The coordinates for Ang Mo Kio Station are latitude 1.3698269, longitude 103.8494387.


In [6]:
# get first row of data
row = test_data.iloc[0]

# create function to get distance from HDB flat to MRT using Google Maps Distance Matrix API
def get_distance(row, station_name):
    lat, lon = row['coordinates']
    mrt_lat, mrt_lon = get_station_coordinates(station_name)
    result = gmaps.distance_matrix((lat, lon), (mrt_lat , mrt_lon), mode="transit")
    return result

print(get_distance(row, 'Ang Mo Kio Station'))

{'destination_addresses': ['2795 Ang Mo Kio Ave 8, Singapore 569812'], 'origin_addresses': ['626 Ang Mo Kio Ave 4, Block 626, Singapore 560626'], 'rows': [{'elements': [{'distance': {'text': '2.6 km', 'value': 2606}, 'duration': {'text': '23 mins', 'value': 1357}, 'status': 'OK'}]}], 'status': 'OK'}


Next, we test out other services (libraries/APIs) to see if it is able to achieve the same effect as Google Maps Distance Matrix API.

In [7]:
# trying out Haversine Library
from haversine import haversine, Unit

start_lat, start_lon = row['coordinates']
end_lat, end_lon = get_station_coordinates('Ang Mo Kio Station')
# convert the above coordinates to float
start_lat, start_lon = float(start_lat), float(start_lon)
end_lat, end_lon = float(end_lat), float(end_lon)
distance = haversine((start_lat, start_lon), (end_lat, end_lon), unit=Unit.KILOMETERS)

print(distance) 

1.6520890761964901


In [8]:
from pyproj import Geod

geod = Geod(ellps='WGS84')
# calculate the distance
angle1, angle2, distance = geod.inv(start_lon, start_lat, end_lon, end_lat)

print(f"Distance: {distance / 1000} kilometers")

Distance: 1.6477967640452793 kilometers


Using GeoPandas and Shapely (for geometric objects):

In [11]:
def calculate_geospatial_distance(lat1, lon1, lat2, lon2):
    # Create GeoSeries from the points
    point1 = gpd.GeoSeries([Point(lon1, lat1)], crs="EPSG:4326")
    point2 = gpd.GeoSeries([Point(lon2, lat2)], crs="EPSG:4326")
    
    # Reproject to a CRS that uses meters as distance units (e.g., World Mercator)
    point1 = point1.to_crs("EPSG:3395")
    point2 = point2.to_crs("EPSG:3395")
    
    # Calculate the distance between the points
    distance = point1.distance(point2).iloc[0]  # distance in meters
    
    return distance/1000

print(calculate_geospatial_distance(start_lat, start_lon, end_lat, end_lon))

1.6482684524315863


Using OpenRouteService API:

In [9]:
load_dotenv()
API_KEY_2 = os.getenv("OPEN_ROUTE_SERVICE_API_KEY")

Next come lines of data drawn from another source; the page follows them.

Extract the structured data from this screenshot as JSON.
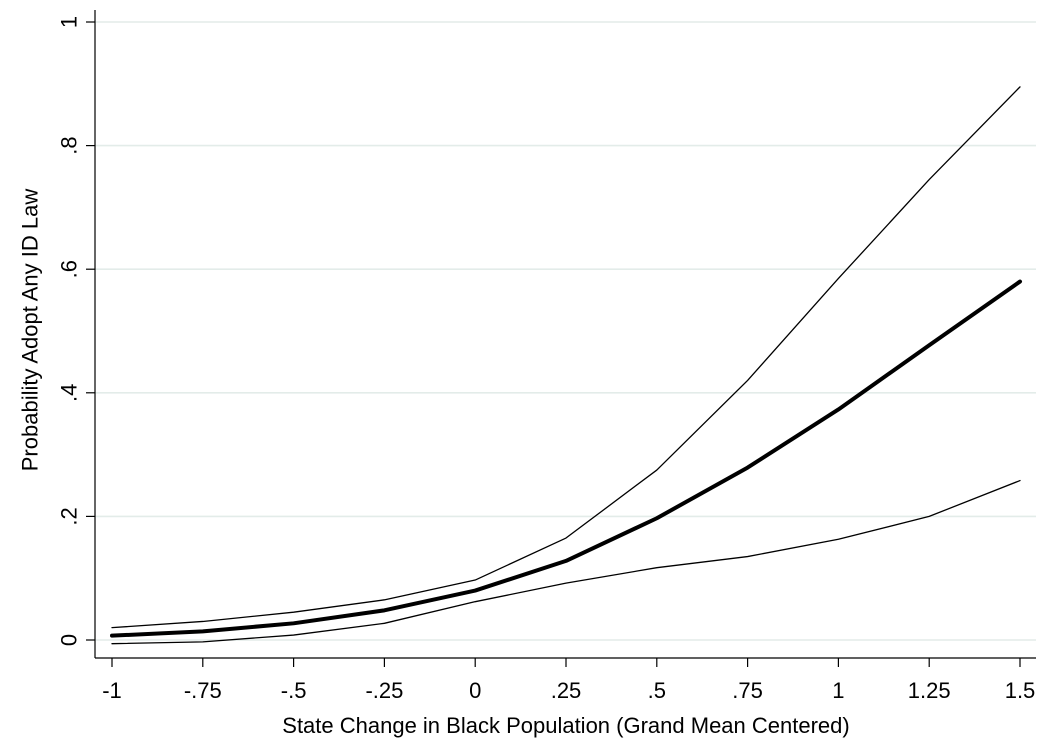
{
  "chart_data": {
    "type": "line",
    "title": "",
    "xlabel": "State Change in Black Population (Grand Mean Centered)",
    "ylabel": "Probability Adopt Any ID Law",
    "xlim": [
      -1,
      1.5
    ],
    "ylim": [
      0,
      1
    ],
    "x_ticks": [
      -1,
      -0.75,
      -0.5,
      -0.25,
      0,
      0.25,
      0.5,
      0.75,
      1,
      1.25,
      1.5
    ],
    "x_tick_labels": [
      "-1",
      "-.75",
      "-.5",
      "-.25",
      "0",
      ".25",
      ".5",
      ".75",
      "1",
      "1.25",
      "1.5"
    ],
    "y_ticks": [
      0,
      0.2,
      0.4,
      0.6,
      0.8,
      1
    ],
    "y_tick_labels": [
      "0",
      ".2",
      ".4",
      ".6",
      ".8",
      "1"
    ],
    "grid": "horizontal",
    "gridline_color": "#e3ece9",
    "x": [
      -1,
      -0.75,
      -0.5,
      -0.25,
      0,
      0.25,
      0.5,
      0.75,
      1,
      1.25,
      1.5
    ],
    "series": [
      {
        "role": "upper-bound",
        "values": [
          0.02,
          0.03,
          0.045,
          0.065,
          0.097,
          0.165,
          0.275,
          0.42,
          0.585,
          0.745,
          0.895
        ],
        "stroke": "#000000",
        "weight": "thin"
      },
      {
        "role": "estimate",
        "values": [
          0.007,
          0.014,
          0.027,
          0.048,
          0.08,
          0.128,
          0.197,
          0.279,
          0.373,
          0.477,
          0.58
        ],
        "stroke": "#000000",
        "weight": "thick"
      },
      {
        "role": "lower-bound",
        "values": [
          -0.006,
          -0.003,
          0.008,
          0.027,
          0.062,
          0.092,
          0.117,
          0.135,
          0.163,
          0.2,
          0.258
        ],
        "stroke": "#000000",
        "weight": "thin"
      }
    ]
  }
}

# Create the URL for the Directions API
url = 'https://api.openrouteservice.org/v2/directions/driving-car'

params = {
    'api_key': API_KEY_2,
    'start': f"{start_lon},{start_lat}",
    'end': f"{end_lon},{end_lat}"
}

# Make the request
response = requests.get(url, params=params)

# Check if the request was successful
if response.status_code == 200:
    # Parse the JSON response
    data = response.json()
    
    # Extract the distance from the response (in meters)
    distance = data['features'][0]['properties']['segments'][0]['distance']
    
    # Print the distance
    print(f"Distance: {distance / 1000} km")  # Convert meters to kilometers
else:
    print("Failed to retrieve data", response.status_code)

Distance: 2.1437 km


From the above, OpenRouteService provides the closest result to Google Map's DistanceMatrix as compared to `haversine` and `pyproj` libraries, since OpenRouteService incorporates geospatial context.

However, due to the limitations of limited API requests, we can use GeoPandas and Shapely as potential alternatives.